Inkscape and Gimp take the spotlight
A few days ago I decided to start make an official break with Adobe in my personal life and work in open source software and other alternatives. I haven’t quit cold turkey. I left myself an Adobe parachute just in case I need it. It’s definitely risk-aversion.
Instead of deleting the Adobe Suite from all my computers, I took the Adobe programs out of my dock and switched the default for opening images. It’s a first step on a long road of freedom.
My first experience
On Sunday, I created an illustration for a friend’s project. The beginning of the process was very familiar and comfortable to me. I started the sketch in ArtRage on my iPad. When I was done with the sketch, I transferred the file to my Mac and used the desktop version of Artrage to clean up and ink the illustration.
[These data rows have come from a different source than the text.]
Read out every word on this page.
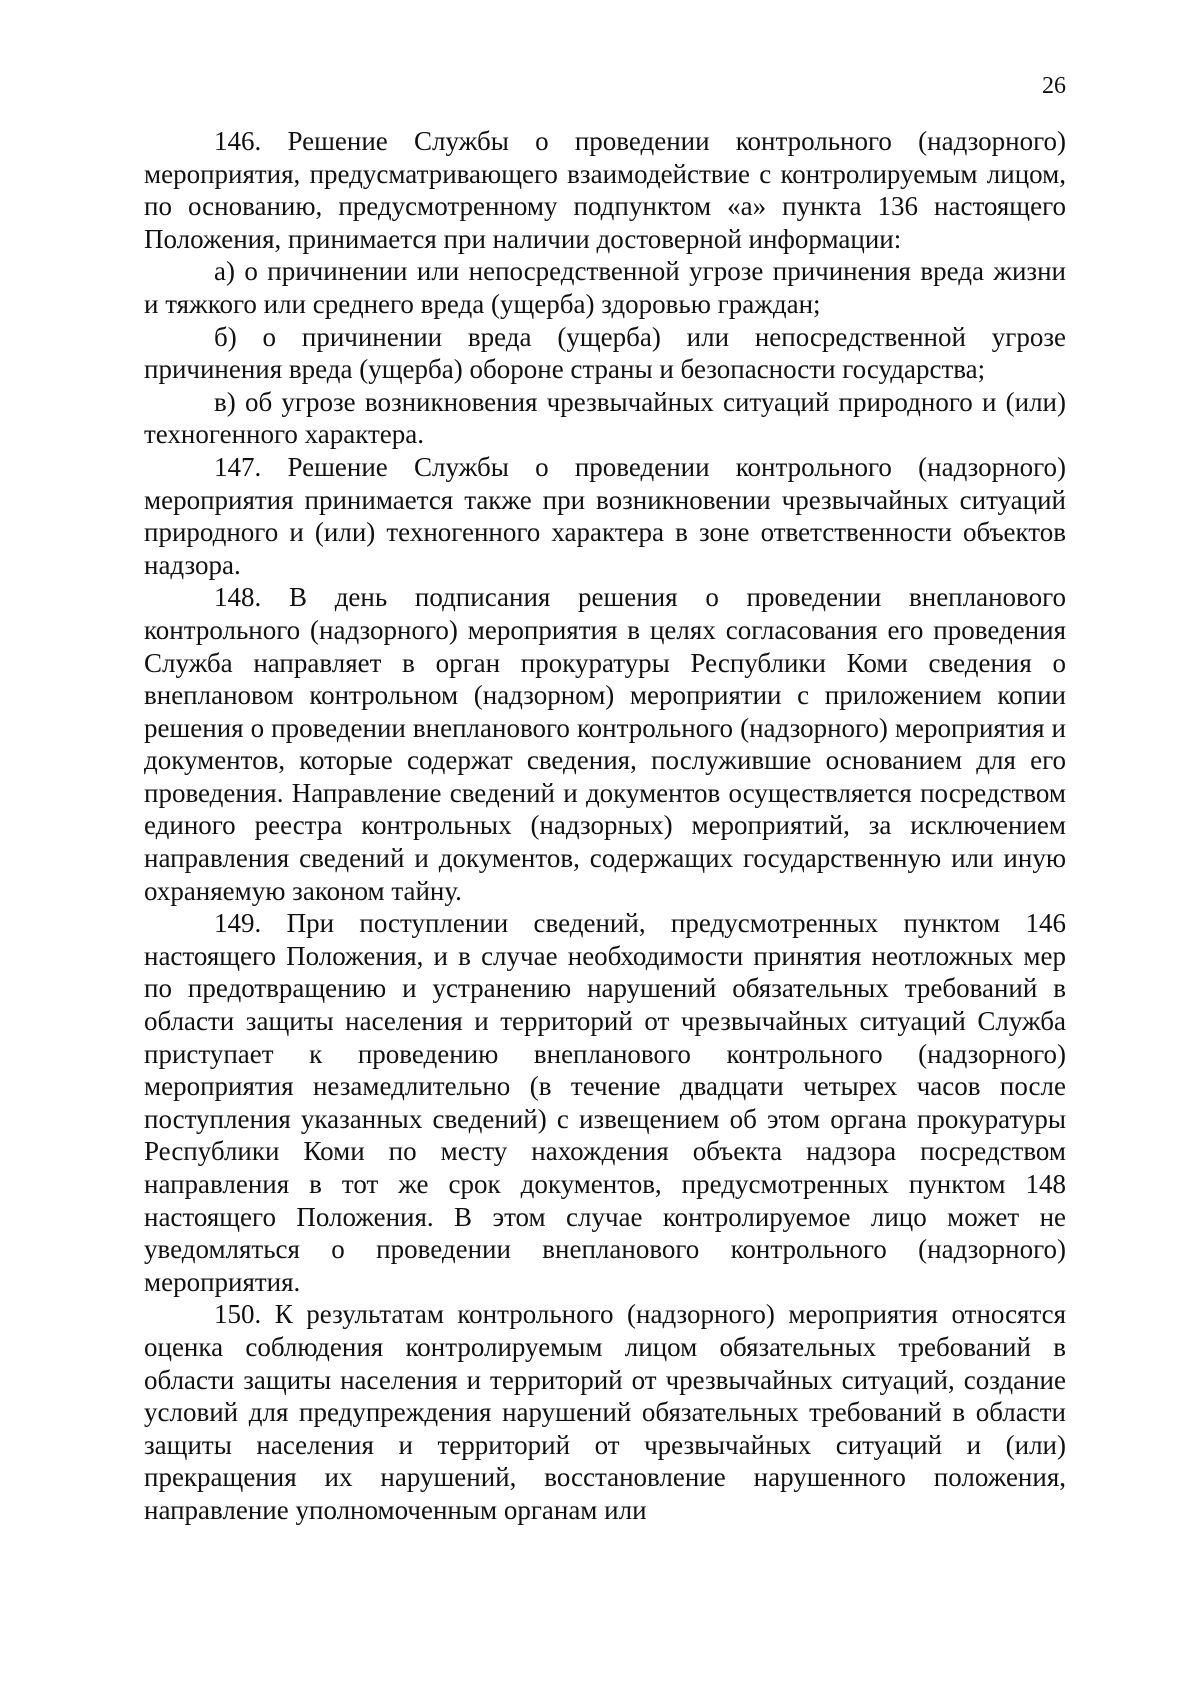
26

146. Решение Службы о проведении контрольного (надзорного) мероприятия, предусматривающего взаимодействие с контролируемым лицом, по основанию, предусмотренному подпунктом «а» пункта 136 настоящего Положения, принимается при наличии достоверной информации:

а) о причинении или непосредственной угрозе причинения вреда жизни и тяжкого или среднего вреда (ущерба) здоровью граждан;

б) о причинении вреда (ущерба) или непосредственной угрозе причинения вреда (ущерба) обороне страны и безопасности государства;

в) об угрозе возникновения чрезвычайных ситуаций природного и (или) техногенного характера.

147. Решение Службы о проведении контрольного (надзорного) мероприятия принимается также при возникновении чрезвычайных ситуаций природного и (или) техногенного характера в зоне ответственности объектов надзора.

148. В день подписания решения о проведении внепланового контрольного (надзорного) мероприятия в целях согласования его проведения Служба направляет в орган прокуратуры Республики Коми сведения о внеплановом контрольном (надзорном) мероприятии с приложением копии решения о проведении внепланового контрольного (надзорного) мероприятия и документов, которые содержат сведения, послужившие основанием для его проведения. Направление сведений и документов осуществляется посредством единого реестра контрольных (надзорных) мероприятий, за исключением направления сведений и документов, содержащих государственную или иную охраняемую законом тайну.

149. При поступлении сведений, предусмотренных пунктом 146 настоящего Положения, и в случае необходимости принятия неотложных мер по предотвращению и устранению нарушений обязательных требований в области защиты населения и территорий от чрезвычайных ситуаций Служба приступает к проведению внепланового контрольного (надзорного) мероприятия незамедлительно (в течение двадцати четырех часов после поступления указанных сведений) с извещением об этом органа прокуратуры Республики Коми по месту нахождения объекта надзора посредством направления в тот же срок документов, предусмотренных пунктом 148 настоящего Положения. В этом случае контролируемое лицо может не уведомляться о проведении внепланового контрольного (надзорного) мероприятия.

150. К результатам контрольного (надзорного) мероприятия относятся оценка соблюдения контролируемым лицом обязательных требований в области защиты населения и территорий от чрезвычайных ситуаций, создание условий для предупреждения нарушений обязательных требований в области защиты населения и территорий от чрезвычайных ситуаций и (или) прекращения их нарушений, восстановление нарушенного положения, направление уполномоченным органам или
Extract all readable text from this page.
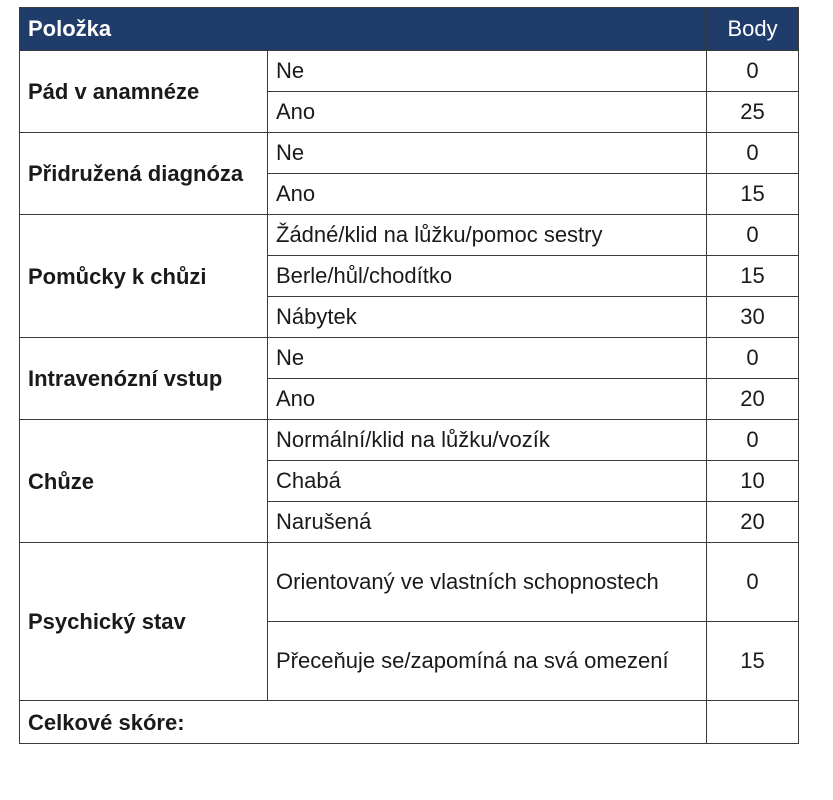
Položka		Body
Pád v anamnéze	Ne	0
	Ano	25
Přidružená diagnóza	Ne	0
	Ano	15
Pomůcky k chůzi	Žádné/klid na lůžku/pomoc sestry	0
	Berle/hůl/chodítko	15
	Nábytek	30
Intravenózní vstup	Ne	0
	Ano	20
Chůze	Normální/klid na lůžku/vozík	0
	Chabá	10
	Narušená	20
Psychický stav	Orientovaný ve vlastních schopnostech	0
	Přeceňuje se/zapomíná na svá omezení	15
Celkové skóre:		
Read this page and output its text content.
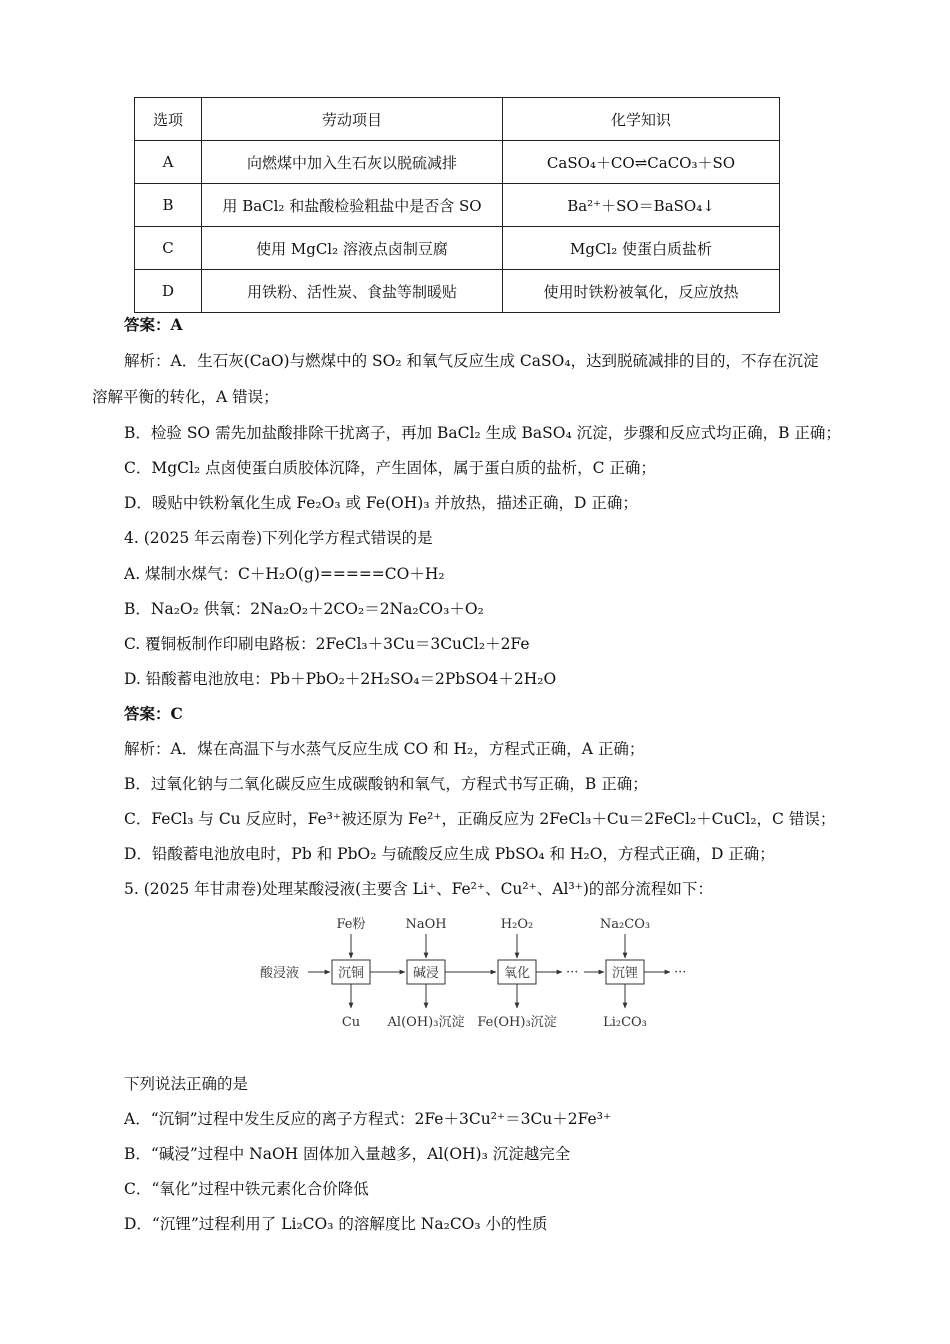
选项	劳动项目	化学知识
A	向燃煤中加入生石灰以脱硫减排	CaSO₄＋CO⇌CaCO₃＋SO
B	用 BaCl₂ 和盐酸检验粗盐中是否含 SO	Ba²⁺＋SO＝BaSO₄↓
C	使用 MgCl₂ 溶液点卤制豆腐	MgCl₂ 使蛋白质盐析
D	用铁粉、活性炭、食盐等制暖贴	使用时铁粉被氧化，反应放热
答案：A
解析：A．生石灰(CaO)与燃煤中的 SO₂ 和氧气反应生成 CaSO₄，达到脱硫减排的目的，不存在沉淀
溶解平衡的转化，A 错误；
B．检验 SO 需先加盐酸排除干扰离子，再加 BaCl₂ 生成 BaSO₄ 沉淀，步骤和反应式均正确，B 正确；
C．MgCl₂ 点卤使蛋白质胶体沉降，产生固体，属于蛋白质的盐析，C 正确；
D．暖贴中铁粉氧化生成 Fe₂O₃ 或 Fe(OH)₃ 并放热，描述正确，D 正确；
4. (2025 年云南卷)下列化学方程式错误的是
A. 煤制水煤气：C＋H₂O(g)=====CO＋H₂
B．Na₂O₂ 供氧：2Na₂O₂＋2CO₂＝2Na₂CO₃＋O₂
C. 覆铜板制作印刷电路板：2FeCl₃＋3Cu＝3CuCl₂＋2Fe
D. 铅酸蓄电池放电：Pb＋PbO₂＋2H₂SO₄＝2PbSO4＋2H₂O
答案：C
解析：A．煤在高温下与水蒸气反应生成 CO 和 H₂，方程式正确，A 正确；
B．过氧化钠与二氧化碳反应生成碳酸钠和氧气，方程式书写正确，B 正确；
C．FeCl₃ 与 Cu 反应时，Fe³⁺被还原为 Fe²⁺，正确反应为 2FeCl₃＋Cu＝2FeCl₂＋CuCl₂，C 错误；
D．铅酸蓄电池放电时，Pb 和 PbO₂ 与硫酸反应生成 PbSO₄ 和 H₂O，方程式正确，D 正确；
5. (2025 年甘肃卷)处理某酸浸液(主要含 Li⁺、Fe²⁺、Cu²⁺、Al³⁺)的部分流程如下：
酸浸液	沉铜
Fe粉
Cu
碱浸
NaOH
Al(OH)₃沉淀
氧化
H₂O₂
Fe(OH)₃沉淀
···	沉锂
Na₂CO₃
Li₂CO₃
···
下列说法正确的是
A．“沉铜”过程中发生反应的离子方程式：2Fe＋3Cu²⁺＝3Cu＋2Fe³⁺
B．“碱浸”过程中 NaOH 固体加入量越多，Al(OH)₃ 沉淀越完全
C．“氧化”过程中铁元素化合价降低
D．“沉锂”过程利用了 Li₂CO₃ 的溶解度比 Na₂CO₃ 小的性质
As I’ve done for many other illustrations, I brought the final drawing into Inkscape and autotraced the image. Inkscape does an amazing job keeping the original integrity raster images and I’ve preferred Inkscape’s autotrace over Illustrator’s live trace for some time.
Committing to Inkscape
In the past, after I would finish tracing the image, I would bring the SVG file into Illustrator to fill the illustration with the bucket tool. After the initial color would be fleshed out, I would start adding complexity with multiple fills using the appearance palette. You can see how I did this step-by-step in one of my earlier blog posts.
Saying goodbye to Illustrator means saying goodbye to the appearance palette. There’s not appearance palette in Inkscape and I have to say that I’ll miss it, but I’m ready to figure out a new work flow.
Navigating new software options can be exciting and frustrating at the same time. It takes a lot of patience and perseverance to make major changes in your toolset. Here are some things I discovered and learned.
Paste in place doesn’t work as intended in Inkscape for the Mac
Paste in place works great on my Linux laptop but I had real problems trying to get it to work on the Mac. To work around it, I would just duplicate the layer and deleted the shapes that I didn’t need. Hopefully this is an easily fixed error.
Inkscape did not work with my Yiynova tablet.
When I tried to work on my Yiynova tablet monitor (similar to a Wacom Cintiq), I wasn’t able to access any dialog boxes that would open up in it’s own window. Dialog boxes like document properties or autotrace would not pop up. When I disconnected the tablet monitor and used the Imac screen, the pop ups returned.
ZOOM IN when using the Inkscape paint bucket tool
I’ve tried using the paint bucket tool in the past and was disappointing. The results have always been sloppy. Yesterday I googled how to use the tool because I thought there was something that I was missing. It turns out that there is a trick. Zoom in very close to get the most accurate fill shape with the tool. If you are completely zoomed out, it turns out that you get bad results. I found this out watching a video by CleverSomeday.
Select same fill, outline, etc., is a little hidden in Inkscape but it’s there.
This is a feature that I used often in Illustrator. Selecting multiple shapes with the same fill or outline is essential for editing complex vector graphics. In Inkscape you’ll need to open up the xml editor located in the edit menu. Select one of the shapes you want to edit. Notice that the shape’s style has the fill color, outline color, and outline stroke. Select that the style element you want and open the find dialogue box also located in the edit menu. Paste style in the style area and the other objects on the screen with that style will be selected.
Keeping it simple
Overall, I didn’t try to overdo it on my first time out with Inkscape and Gimp. I just used Gimp to resize the final image. I still have a lot to learn, but this is definitely a start!
I love this illustration it is beautiful!